Agile software development is an umbrella term for a family of methods that build software in short, repeated cycles rather than in one long sequential pass. Instead of specifying everything in advance and delivering at the end, agile teams produce small increments of working software, gather feedback, and adjust. The approach was named and given a shared statement of intent by the 2001 Manifesto for Agile Software Development, signed by seventeen practitioners.
The Manifesto sets out four values that define the agile mindset: “Individuals and interactions over processes and tools,” “Working software over comprehensive documentation,” “Customer collaboration over contract negotiation,” and “Responding to change over following a plan.” The authors stress that the items on the right still have value, but that they place more weight on the items on the left.

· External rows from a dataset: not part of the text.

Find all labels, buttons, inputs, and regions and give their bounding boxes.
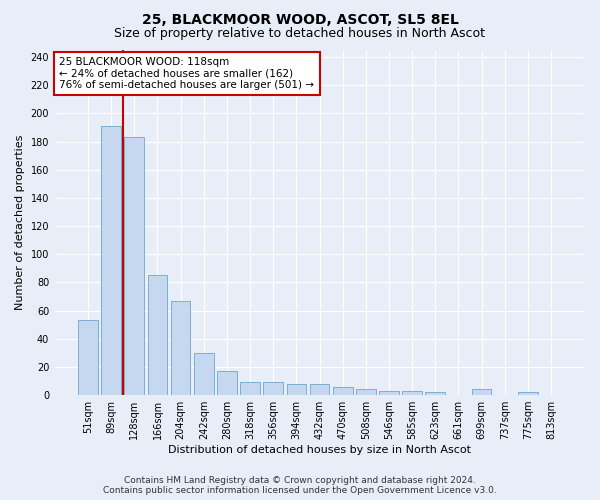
Bar [194, 353, 214, 395]
Bar [124, 138, 144, 395]
Y-axis label: Number of detached properties: Number of detached properties [15, 135, 25, 310]
Bar [217, 371, 237, 395]
Bar [472, 390, 491, 395]
Bar [171, 300, 190, 395]
Bar [263, 382, 283, 395]
Bar [518, 392, 538, 395]
Bar [310, 384, 329, 395]
Bar [148, 276, 167, 395]
Text: Size of property relative to detached houses in North Ascot: Size of property relative to detached ho… [115, 28, 485, 40]
Bar [78, 320, 98, 395]
Bar [356, 390, 376, 395]
Bar [240, 382, 260, 395]
Bar [287, 384, 306, 395]
Bar [333, 386, 353, 395]
Bar [425, 392, 445, 395]
Bar [402, 391, 422, 395]
X-axis label: Distribution of detached houses by size in North Ascot: Distribution of detached houses by size … [168, 445, 471, 455]
Text: 25 BLACKMOOR WOOD: 118sqm
← 24% of detached houses are smaller (162)
76% of semi: 25 BLACKMOOR WOOD: 118sqm ← 24% of detac… [59, 57, 314, 90]
Text: 25, BLACKMOOR WOOD, ASCOT, SL5 8EL: 25, BLACKMOOR WOOD, ASCOT, SL5 8EL [142, 12, 458, 26]
Text: Contains HM Land Registry data © Crown copyright and database right 2024.
Contai: Contains HM Land Registry data © Crown c… [103, 476, 497, 495]
Bar [379, 391, 399, 395]
Bar [101, 126, 121, 395]
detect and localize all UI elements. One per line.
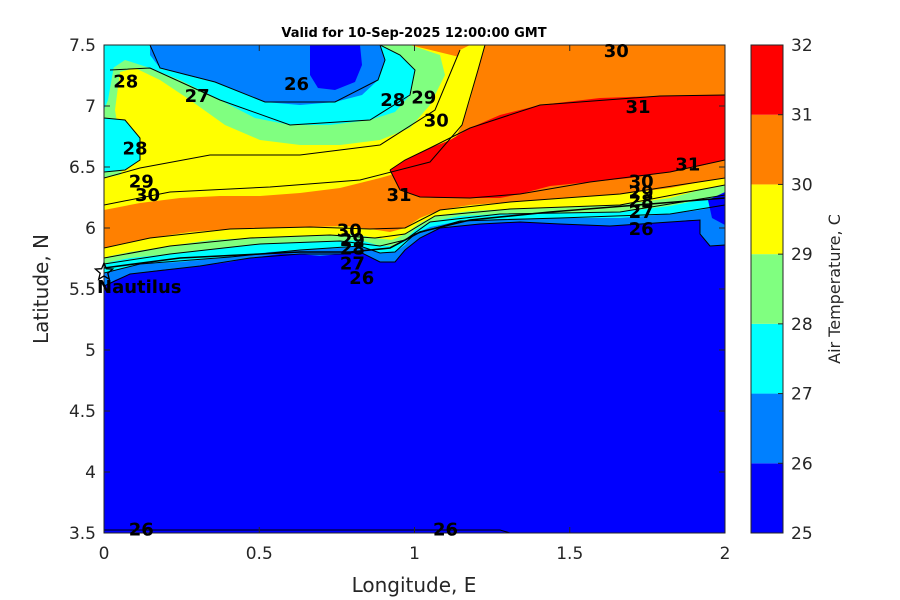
y-tick-label: 5 xyxy=(85,341,96,361)
contour-label: 30 xyxy=(604,41,629,62)
contour-line-coastline xyxy=(104,197,725,269)
contour-line-30-upper xyxy=(104,45,486,206)
contour-label: 27 xyxy=(340,253,365,274)
contour-line-30-coast xyxy=(104,177,725,249)
contour-label: 29 xyxy=(629,183,654,204)
colorbar-tick-label: 29 xyxy=(791,245,813,265)
contour-label: 28 xyxy=(380,90,405,111)
station-label: Nautilus xyxy=(97,277,182,298)
contour-label: 26 xyxy=(129,519,154,540)
contour-label: 29 xyxy=(340,230,365,251)
y-axis: 3.5 4 4.5 5 5.5 6 6.5 7 7.5 xyxy=(69,36,725,544)
contour-label: 26 xyxy=(433,519,458,540)
colorbar-tick-label: 32 xyxy=(791,36,813,56)
colorbar-tick-label: 27 xyxy=(791,385,813,405)
band-31-32 xyxy=(390,95,725,198)
station-star-icon xyxy=(93,261,115,281)
x-tick-label: 1 xyxy=(409,544,420,564)
contour-label: 31 xyxy=(386,185,411,206)
contour-label: 31 xyxy=(675,155,700,176)
y-tick-label: 3.5 xyxy=(69,524,96,544)
contour-label: 29 xyxy=(411,87,436,108)
y-tick-label: 6 xyxy=(85,219,96,239)
y-axis-label: Latitude, N xyxy=(29,234,53,344)
colorbar-frame xyxy=(750,44,784,534)
band-top-dark xyxy=(310,45,362,90)
contour-label: 30 xyxy=(629,172,654,193)
x-tick-label: 0.5 xyxy=(246,544,273,564)
contour-label: 29 xyxy=(129,172,154,193)
contour-line-29-coast xyxy=(104,184,725,259)
x-tick-label: 2 xyxy=(720,544,731,564)
y-tick-label: 7 xyxy=(85,97,96,117)
y-tick-label: 5.5 xyxy=(69,280,96,300)
contour-label: 26 xyxy=(349,268,374,289)
contour-line-27-coast xyxy=(104,204,725,274)
colorbar-segment xyxy=(751,184,783,255)
colorbar-tick-label: 31 xyxy=(791,106,813,126)
contour-line-28-upper xyxy=(104,117,141,173)
colorbar-segment xyxy=(751,323,783,394)
contour-line-26-bottom xyxy=(104,529,511,533)
colorbar-segment xyxy=(751,393,783,464)
colorbar-label: Air Temperature, C xyxy=(825,214,844,364)
contour-line-27-upper xyxy=(109,45,416,126)
x-tick-label: 1.5 xyxy=(556,544,583,564)
band-left-yellow xyxy=(104,45,485,205)
contour-label: 27 xyxy=(185,86,210,107)
contour-label: 28 xyxy=(629,191,654,212)
coast-pocket-mid xyxy=(488,228,508,235)
colorbar-segment xyxy=(751,254,783,324)
contour-label: 30 xyxy=(337,220,362,241)
station-marker-group: Nautilus xyxy=(93,261,182,298)
contour-label: 31 xyxy=(626,97,651,118)
x-tick-label: 0 xyxy=(99,544,110,564)
colorbar-segment xyxy=(751,463,783,533)
contour-label: 30 xyxy=(424,111,449,132)
colorbar-tick-label: 25 xyxy=(791,524,813,544)
x-axis: 0 0.5 1 1.5 2 xyxy=(99,45,731,564)
y-tick-label: 7.5 xyxy=(69,36,96,56)
contour-line-29-upper xyxy=(104,49,461,179)
contour-line-28-coast xyxy=(104,194,725,265)
contour-line-26-upper xyxy=(149,45,386,103)
colorbar-segment xyxy=(751,114,783,185)
contour-label: 30 xyxy=(135,185,160,206)
contour-label: 27 xyxy=(629,202,654,223)
contour-line-26-coast xyxy=(104,219,725,287)
y-tick-label: 6.5 xyxy=(69,158,96,178)
colorbar: 25 26 27 28 29 30 31 32 xyxy=(750,36,813,544)
colorbar-tick-label: 30 xyxy=(791,175,813,195)
colorbar-tick-label: 28 xyxy=(791,315,813,335)
contour-label: 28 xyxy=(340,239,365,260)
coast-pocket-right xyxy=(708,192,725,225)
contour-label: 28 xyxy=(123,139,148,160)
contour-line-layer xyxy=(104,45,725,533)
colorbar-segment xyxy=(751,45,783,115)
y-tick-label: 4.5 xyxy=(69,402,96,422)
colorbar-tick-label: 26 xyxy=(791,454,813,474)
contour-label: 26 xyxy=(284,74,309,95)
y-tick-label: 4 xyxy=(85,463,96,483)
contour-label: 26 xyxy=(629,219,654,240)
x-axis-label: Longitude, E xyxy=(352,573,477,597)
contour-label: 28 xyxy=(113,72,138,93)
chart-title: Valid for 10-Sep-2025 12:00:00 GMT xyxy=(281,26,546,41)
contour-line-31 xyxy=(389,94,725,199)
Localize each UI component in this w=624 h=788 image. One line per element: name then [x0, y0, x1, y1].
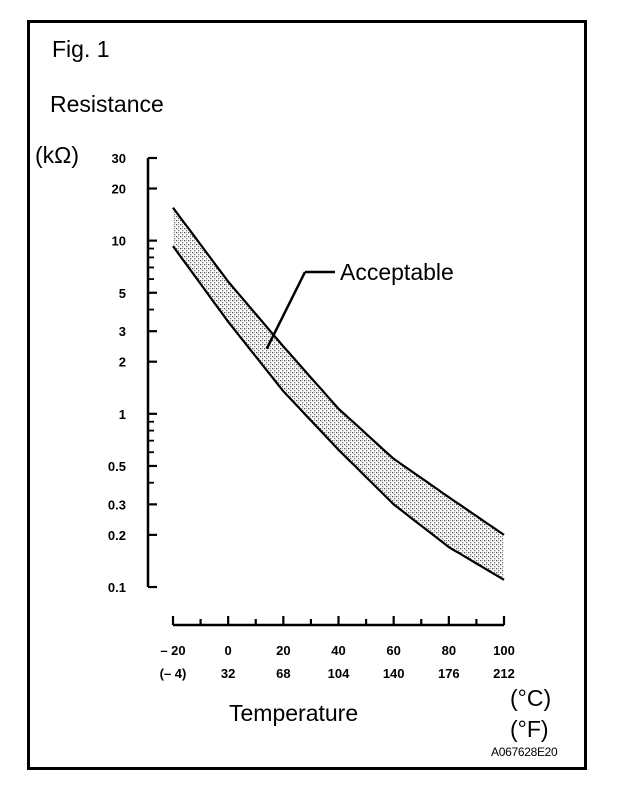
acceptable-annotation: Acceptable — [340, 259, 454, 285]
x-tick-label-celsius: 20 — [276, 643, 290, 658]
x-tick-label-celsius: – 20 — [160, 643, 185, 658]
y-tick-label: 20 — [112, 181, 126, 196]
y-tick-label: 1 — [119, 407, 126, 422]
x-tick-label-fahrenheit: 140 — [383, 666, 405, 681]
y-tick-label: 10 — [112, 234, 126, 249]
x-axis-unit-celsius: (°C) — [510, 685, 552, 711]
x-tick-label-fahrenheit: 212 — [493, 666, 515, 681]
y-tick-label: 2 — [119, 355, 126, 370]
y-axis-unit: (kΩ) — [35, 142, 80, 168]
figure-label: Fig. 1 — [52, 36, 110, 62]
x-tick-label-fahrenheit: 32 — [221, 666, 235, 681]
y-tick-label: 0.5 — [108, 459, 126, 474]
x-tick-label-fahrenheit: 104 — [328, 666, 350, 681]
x-tick-label-celsius: 60 — [386, 643, 400, 658]
x-tick-label-celsius: 0 — [225, 643, 232, 658]
upper-limit-line — [172, 207, 505, 536]
x-tick-label-celsius: 80 — [442, 643, 456, 658]
figure-frame — [27, 20, 587, 770]
annotation-leader-diagonal — [265, 271, 307, 350]
y-tick-label: 5 — [119, 286, 126, 301]
x-tick-label-celsius: 40 — [331, 643, 345, 658]
y-axis-title: Resistance — [50, 91, 164, 117]
lower-limit-line — [172, 245, 505, 581]
x-tick-label-fahrenheit: (– 4) — [160, 666, 187, 681]
y-tick-label: 3 — [119, 324, 126, 339]
x-axis-title: Temperature — [229, 700, 359, 726]
y-tick-label: 30 — [112, 151, 126, 166]
x-axis-unit-fahrenheit: (°F) — [510, 716, 549, 742]
y-tick-label: 0.2 — [108, 528, 126, 543]
y-tick-label: 0.3 — [108, 497, 126, 512]
acceptable-band-area — [173, 207, 504, 580]
x-tick-label-fahrenheit: 176 — [438, 666, 460, 681]
figure-code: A067628E20 — [491, 745, 558, 759]
y-tick-label: 0.1 — [108, 580, 126, 595]
x-tick-label-celsius: 100 — [493, 643, 515, 658]
x-tick-label-fahrenheit: 68 — [276, 666, 290, 681]
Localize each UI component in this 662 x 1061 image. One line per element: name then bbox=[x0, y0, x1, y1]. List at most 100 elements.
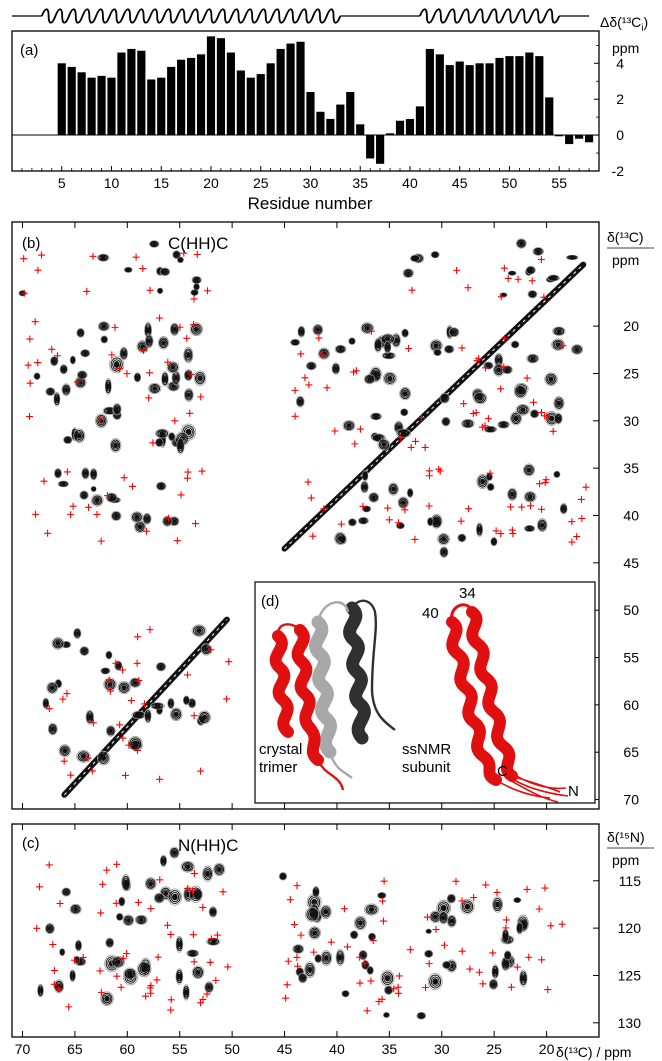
b-mid-right-peak-2-contour-3 bbox=[434, 518, 439, 525]
b-aliph-right-1-peak-23-contour-3 bbox=[346, 423, 352, 428]
b-aliph-left-1-peak-0-contour-3 bbox=[78, 330, 83, 335]
b-lower-left-peak-0-contour-0 bbox=[129, 677, 142, 688]
panel-c-spectrum bbox=[33, 846, 566, 1020]
b-lower-left-peak-10-contour-2 bbox=[49, 725, 56, 733]
bar-residue-28 bbox=[286, 43, 295, 136]
xb-1-marker-0 bbox=[111, 323, 119, 331]
b-mid-right-peak-8-contour-1 bbox=[335, 533, 346, 544]
b-mid-right-peak-17-contour-0 bbox=[439, 546, 449, 558]
xb-2-marker-18 bbox=[198, 467, 206, 475]
b-aliph-right-2-peak-24-contour-3 bbox=[442, 396, 447, 401]
xb-2-marker-13 bbox=[142, 527, 150, 535]
c-band-3-peak-11-contour-1 bbox=[315, 954, 322, 963]
panel-a: (a) Δδ(¹³Ci) ppm 5 10 15 20 25 30 35 40 45 50 55-2… bbox=[11, 14, 648, 213]
xb-1-marker-30 bbox=[25, 413, 33, 421]
b-aliph-left-2-peak-26-contour-0 bbox=[168, 432, 176, 442]
c-band-2-peak-30-contour-2 bbox=[114, 958, 123, 966]
b-aliph-left-1-peak-9-contour-1 bbox=[34, 373, 40, 380]
panel-a-xtick-label-35: 35 bbox=[352, 175, 368, 191]
b-aliph-right-2-peak-29-contour-1 bbox=[517, 405, 529, 415]
xb-3-marker-20 bbox=[291, 412, 299, 420]
bar-residue-42 bbox=[425, 48, 434, 136]
b-aliph-right-2-peak-28-contour-0 bbox=[497, 420, 510, 429]
b-top-left-peak-9-contour-2 bbox=[99, 255, 108, 261]
b-aliph-left-1-peak-6-contour-3 bbox=[80, 373, 85, 377]
c-band-3-peak-14-contour-2 bbox=[306, 964, 314, 975]
bar-residue-47 bbox=[475, 63, 484, 136]
b-aliph-left-2-peak-5-contour-1 bbox=[110, 439, 121, 452]
c-band-4-peak-12-contour-3 bbox=[503, 960, 508, 967]
b-aliph-right-1-peak-15-contour-3 bbox=[387, 375, 393, 382]
b-lower-left-peak-31-contour-0 bbox=[197, 710, 211, 725]
b-mid-right-peak-28-contour-3 bbox=[391, 486, 396, 492]
c-band-2-peak-27-contour-1 bbox=[214, 864, 225, 875]
b-mid-right-peak-21-contour-0 bbox=[457, 533, 467, 543]
b-aliph-right-1-peak-19-contour-3 bbox=[400, 431, 407, 436]
b-mid-right-peak-3-contour-3 bbox=[441, 536, 447, 542]
c-band-2-peak-18-contour-2 bbox=[106, 939, 113, 946]
c-band-2-peak-12-contour-0 bbox=[134, 914, 148, 925]
b-aliph-right-2-peak-20-contour-3 bbox=[513, 342, 517, 347]
xb-1-marker-17 bbox=[123, 370, 131, 378]
b-lower-left-peak-8-contour-2 bbox=[194, 626, 204, 635]
b-aliph-right-1-peak-27-contour-1 bbox=[364, 375, 375, 384]
b-aliph-left-2-peak-2-contour-0 bbox=[183, 346, 194, 364]
bottom-xtick-label-55: 55 bbox=[172, 1041, 188, 1057]
bottom-xtick-label-40: 40 bbox=[329, 1041, 345, 1057]
b-mid-right-peak-20-contour-3 bbox=[364, 507, 369, 511]
b-top-left-peak-6-contour-2 bbox=[193, 277, 200, 283]
c-band-3-peak-14-contour-0 bbox=[304, 961, 316, 979]
c-band-1-peak-4-contour-0 bbox=[75, 939, 82, 952]
xc-1-marker-9 bbox=[154, 953, 162, 961]
b-right-top-peak-5-contour-1 bbox=[526, 266, 535, 274]
xb-5-marker-1 bbox=[45, 705, 53, 713]
b-aliph-left-2-peak-14-contour-2 bbox=[169, 363, 177, 372]
b-aliph-right-2-peak-4-contour-3 bbox=[433, 343, 439, 349]
b-lower-left-peak-19-contour-3 bbox=[107, 653, 111, 657]
b-aliph-left-2-peak-3-contour-0 bbox=[104, 377, 112, 395]
c-band-4-peak-0-contour-1 bbox=[429, 974, 442, 989]
b-right-top-peak-13-contour-1 bbox=[410, 255, 420, 262]
b-right-top-peak-3-contour-0 bbox=[532, 247, 544, 256]
b-aliph-right-2-peak-28-contour-3 bbox=[501, 422, 507, 427]
b-right-top-peak-5-contour-3 bbox=[528, 268, 533, 273]
b-aliph-right-1-peak-11-contour-2 bbox=[320, 349, 328, 358]
b-aliph-left-2-peak-6-contour-1 bbox=[120, 348, 128, 359]
b-aliph-right-2-peak-25-contour-2 bbox=[443, 418, 449, 425]
b-mid-right-peak-17-contour-3 bbox=[442, 549, 446, 555]
c-band-2-peak-2-contour-1 bbox=[192, 966, 204, 978]
b-right-top-peak-12-contour-0 bbox=[402, 268, 414, 278]
b-top-left-peak-10-contour-3 bbox=[158, 289, 162, 293]
c-band-3-peak-5-contour-3 bbox=[314, 889, 318, 895]
panel-d-label: (d) bbox=[261, 593, 279, 610]
b-mid-right-peak-9-contour-1 bbox=[553, 471, 560, 478]
bar-residue-8 bbox=[87, 77, 96, 136]
b-top-left-peak-10-contour-0 bbox=[156, 287, 164, 294]
xb-3-marker-37 bbox=[543, 412, 551, 420]
c-band-2-peak-33-contour-2 bbox=[117, 914, 123, 920]
b-mid-left-peak-8-contour-1 bbox=[135, 521, 145, 532]
c-band-4-peak-20-contour-2 bbox=[517, 924, 522, 933]
xb-4-marker-30 bbox=[359, 502, 367, 510]
b-mid-left-peak-3-contour-3 bbox=[92, 471, 96, 477]
panel-d-right-caption-1: ssNMR bbox=[402, 741, 451, 758]
c-band-3-peak-5-contour-2 bbox=[313, 888, 319, 896]
panel-a-label: (a) bbox=[20, 42, 38, 59]
b-aliph-left-2-peak-5-contour-0 bbox=[109, 438, 122, 453]
xc-3-marker-25 bbox=[544, 986, 552, 994]
b-right-top-peak-12-contour-2 bbox=[404, 270, 412, 277]
b-aliph-right-2-peak-1-contour-3 bbox=[556, 329, 562, 334]
bar-residue-29 bbox=[296, 41, 305, 136]
xb-3-marker-38 bbox=[291, 386, 299, 394]
xc-1-marker-38 bbox=[190, 870, 198, 878]
xb-3-marker-30 bbox=[356, 425, 364, 433]
xb-1-marker-26 bbox=[20, 289, 28, 297]
b-aliph-right-2-peak-2-contour-1 bbox=[484, 426, 496, 433]
c-band-2-peak-0-contour-3 bbox=[148, 881, 154, 887]
xb-4-marker-9 bbox=[497, 530, 505, 538]
xb-4-marker-7 bbox=[568, 518, 576, 526]
xc-1-marker-21 bbox=[103, 866, 111, 874]
b-aliph-right-1-peak-26-contour-0 bbox=[383, 340, 392, 354]
b-aliph-right-2-peak-17-contour-0 bbox=[529, 409, 540, 419]
b-mid-left-peak-12-contour-2 bbox=[59, 481, 67, 487]
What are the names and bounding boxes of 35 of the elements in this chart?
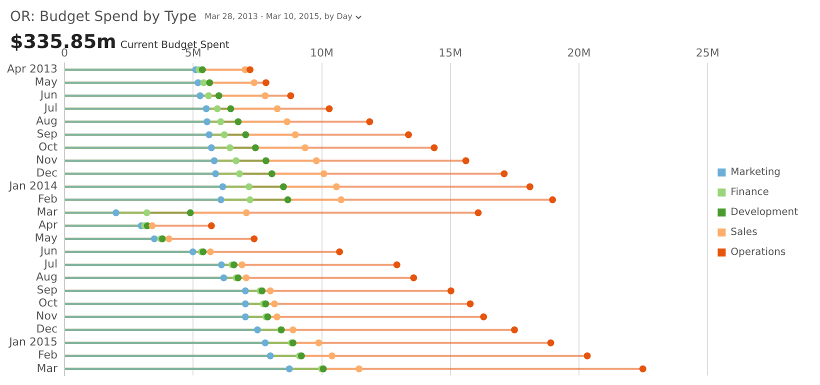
y-tick-label: Aug	[36, 270, 58, 284]
y-tick-label: Oct	[38, 296, 58, 310]
y-tick-label: Oct	[38, 140, 58, 154]
y-tick-label: Jul	[43, 102, 58, 115]
y-tick-label: Jul	[43, 258, 58, 271]
y-tick-label: Dec	[36, 322, 58, 336]
x-tick-label: 15M	[438, 46, 462, 60]
y-tick-label: Dec	[36, 166, 58, 180]
y-tick-label: May	[34, 76, 58, 89]
y-tick-label: May	[34, 232, 58, 245]
y-tick-label: Nov	[36, 310, 58, 323]
y-tick-label: Jan 2014	[8, 180, 58, 193]
y-tick-label: Sep	[36, 128, 58, 141]
x-tick-label: 20M	[567, 46, 591, 60]
y-tick-label: Aug	[36, 114, 58, 128]
chart-title: OR: Budget Spend by Type	[10, 9, 197, 25]
y-tick-label: Jun	[39, 88, 58, 102]
y-tick-label: Feb	[38, 348, 58, 362]
x-tick-label: 25M	[696, 46, 720, 60]
y-tick-label: Apr 2013	[6, 62, 58, 76]
legend-label: Marketing	[730, 167, 781, 178]
legend-label: Development	[730, 207, 798, 218]
y-tick-label: Nov	[36, 154, 58, 167]
y-tick-label: Feb	[38, 192, 58, 206]
y-tick-label: Apr	[38, 218, 58, 232]
x-tick-label: 10M	[310, 46, 334, 60]
y-tick-label: Mar	[36, 362, 58, 375]
y-tick-label: Mar	[36, 206, 58, 219]
legend-label: Finance	[730, 187, 769, 198]
y-tick-label: Jun	[39, 244, 58, 258]
legend-label: Operations	[730, 247, 786, 258]
y-tick-label: Jan 2015	[8, 336, 58, 349]
y-tick-label: Sep	[36, 284, 58, 297]
chart-subtitle: Mar 28, 2013 - Mar 10, 2015, by Day	[204, 12, 352, 21]
legend-label: Sales	[730, 227, 758, 238]
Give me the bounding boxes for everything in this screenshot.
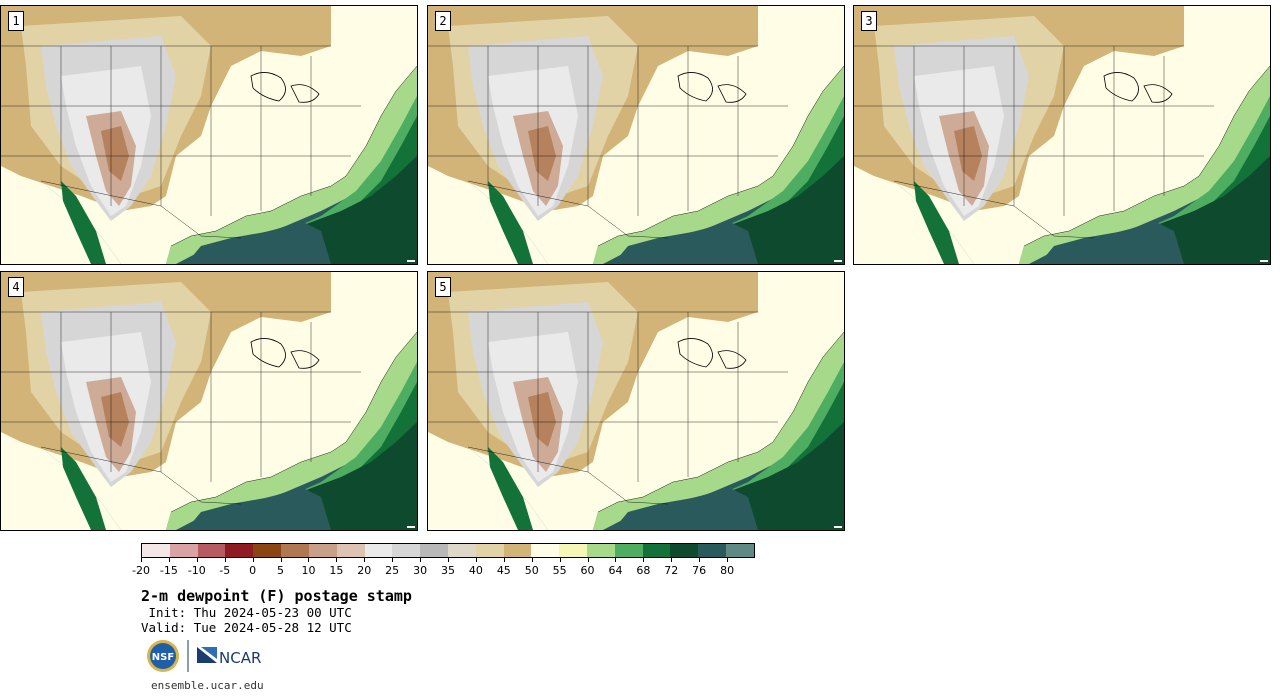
panel-number-label: 5 — [435, 277, 451, 297]
dewpoint-map — [428, 6, 844, 264]
postage-stamp-panel-4: 4 — [0, 271, 418, 531]
dewpoint-map — [854, 6, 1270, 264]
colorbar-tick — [671, 558, 673, 562]
corner-mark — [1260, 260, 1268, 262]
colorbar-tick-label: 10 — [301, 564, 316, 577]
colorbar-tick — [531, 558, 533, 562]
colorbar-segment — [364, 544, 393, 557]
postage-stamp-panel-1: 1 — [0, 5, 418, 265]
colorbar-tick-label: 60 — [580, 564, 595, 577]
colorbar-segment — [253, 544, 282, 557]
colorbar-segment — [642, 544, 671, 557]
corner-mark — [834, 260, 842, 262]
colorbar-tick — [224, 558, 226, 562]
figure-title: 2-m dewpoint (F) postage stamp — [141, 587, 412, 605]
postage-stamp-panel-3: 3 — [853, 5, 1271, 265]
colorbar-tick-label: 5 — [277, 564, 285, 577]
corner-mark — [834, 526, 842, 528]
dewpoint-map — [428, 272, 844, 530]
colorbar-tick — [392, 558, 394, 562]
colorbar-segment — [281, 544, 309, 557]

Twelve supporting principles flesh out the values. They include satisfying the customer “through early and continuous delivery of valuable software,” welcoming “changing requirements, even late in development,” delivering working software “frequently, from a couple of weeks to a couple of months,” and the idea that “the best architectures, requirements, and designs emerge from self-organizing teams.” Working software is named as “the primary measure of progress.”
Agile is an umbrella, not a single recipe. Scrum, Extreme Programming, and Kanban are all agile methods that share these values while differing in their concrete practices, and they stand in contrast to the sequential waterfall model that agile was reacting against.